The team found BMIs of mathematicians, scientists and teachers were significantly higher than housekeepers or farm workers. “Lower physical activity level at work is possibly one of the factors of rising BMI, given the backdrop that, on an average, India has witnessed a decline in energy intake as shown by studies such as Deaton and Drèze, 2009 and Ramachandran, 2014,”co-author to the study Archana Dang told a news portal.
For the study, data on men and women's BMI was analysed and categorised according to various sectors and levels of activity at work. The participants, between the ages of 18 and 60-years-old, worked at least 180 days in the year. The results showed those in low-activity jobs have an average BMI of 24.26 kg/m2.

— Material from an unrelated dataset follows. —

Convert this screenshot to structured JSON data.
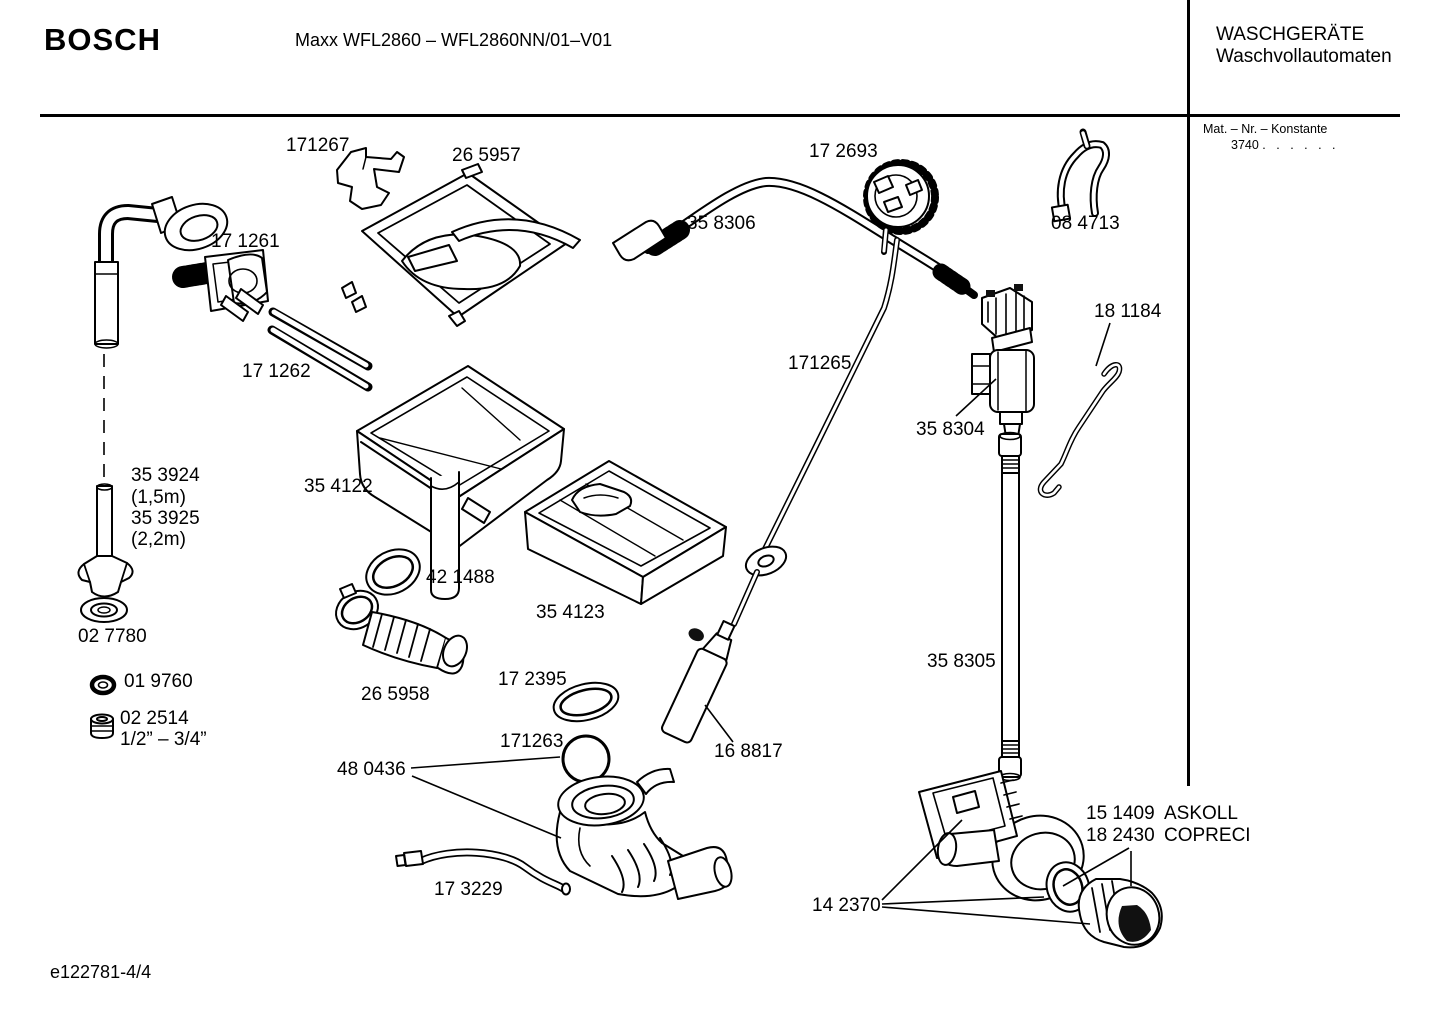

“The WHO cut-off defines individuals as overweight or obese if BMI is greater than or equal to 25, which is the standard benchmark,” Dang told a news portal. Adding, “But WHO re-defined cut-offs for Asians at 23 because they appear to be at risk for non-communicable diseases at lower levels of BMI than other populations as they have a higher percentage of body fat than, for example, European populations of the same age, sex, and BMI.”
India reportedly has the third highest number of obese individuals in the world. A 2014 study revealed 20 per cent of adults in India are overweight, while 11 per cent of adolescents are obese.
Obesity has become a major health issue across the globe. It has been found to increase blood pressure, which can cause a stroke or heart disease.